Half-timber framing, colorful facades, cobbletone…it’s all here to enchant.
Oh gee, they have some bakeries.
Schneeball is the local specialty going back centuries. It is a curled ball of fried pie dough. And not that good.
Bought this fixer-upper in Wurzburg.
Took a delightful drive through the countryside and more of those charming towns.
German engineering.
Buchenwald was one of Germany’s largest concentration camps.
Opened in 1937 there were 56,545 deaths until the Americans liberated it in 1945.

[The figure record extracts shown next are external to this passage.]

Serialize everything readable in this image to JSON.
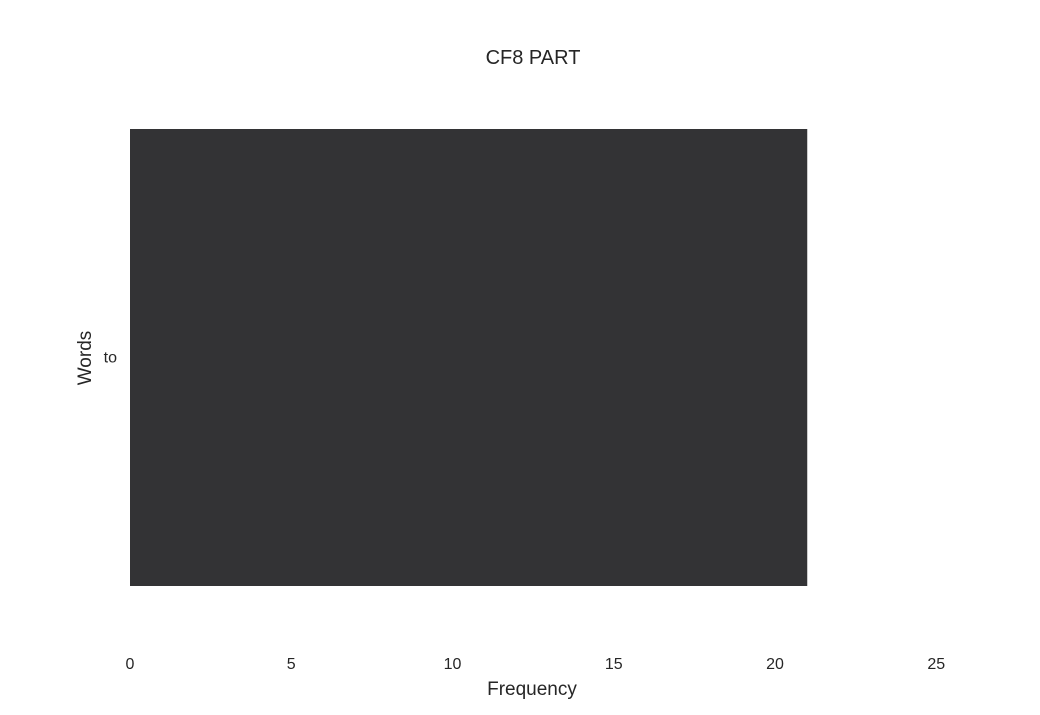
{
  "chart_data": {
    "type": "bar",
    "orientation": "horizontal",
    "title": "CF8 PART",
    "xlabel": "Frequency",
    "ylabel": "Words",
    "categories": [
      "to"
    ],
    "values": [
      21
    ],
    "xlim": [
      0,
      27
    ],
    "xticks": [
      0,
      5,
      10,
      15,
      20,
      25
    ],
    "grid": false,
    "legend": "none",
    "bar_color": "#333335"
  }
}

The ovens are still in the crematorium. When the Allied troops took the camp bodies were stacked in the courtyard to the left. Sick.
More motoring on the country roads before jumping back on the Autobahn.
Schooss Neuenburg outside of Freyburg.
Built by Thuringian count Ludwig der Springer around 1090.
Pictures weren't allowed....so these are downloaded from my memory.
After hundreds of thousands of miles around the world this was a first. Traffic stopped on 14. For half an hour. I actually got my Paperwhite from my backpack in the trunk and read. By coincidence it was maybe my sixth book on Easy Company who landed behind enemy lines early on D-Day and battled through France, Belgium and into the Fatherland.
Once part of East Germany, Dresden shows the Soviet influence in the block buildings driving into the city amid ornate old Europe buildings.
Found a car park and started trekking all over the alstadt.
After the February 1945 bombings, Fruenkirche sat as a pile of rubble as Dresden found itself behind the Iron Curtain.
In 1990 the rebuilding started. The dark stones are used from that pile of rubble.
After climbing a heck of a lot of stairs you are rewarded with this view from the cupola.
Seeing locals in line at this stand on a concrete island between tram tracks I discovered some of the best ice cream I’ve ever had. Somewhat airy with a hint of marshmallow.
The 200 kilometers from Dresden to Berlin...didn’t take that long.
Sunday, May 31st, 2015
Berlin- one last run.
9 hours to Chicago. Driving home at 70MPH was like slow motion.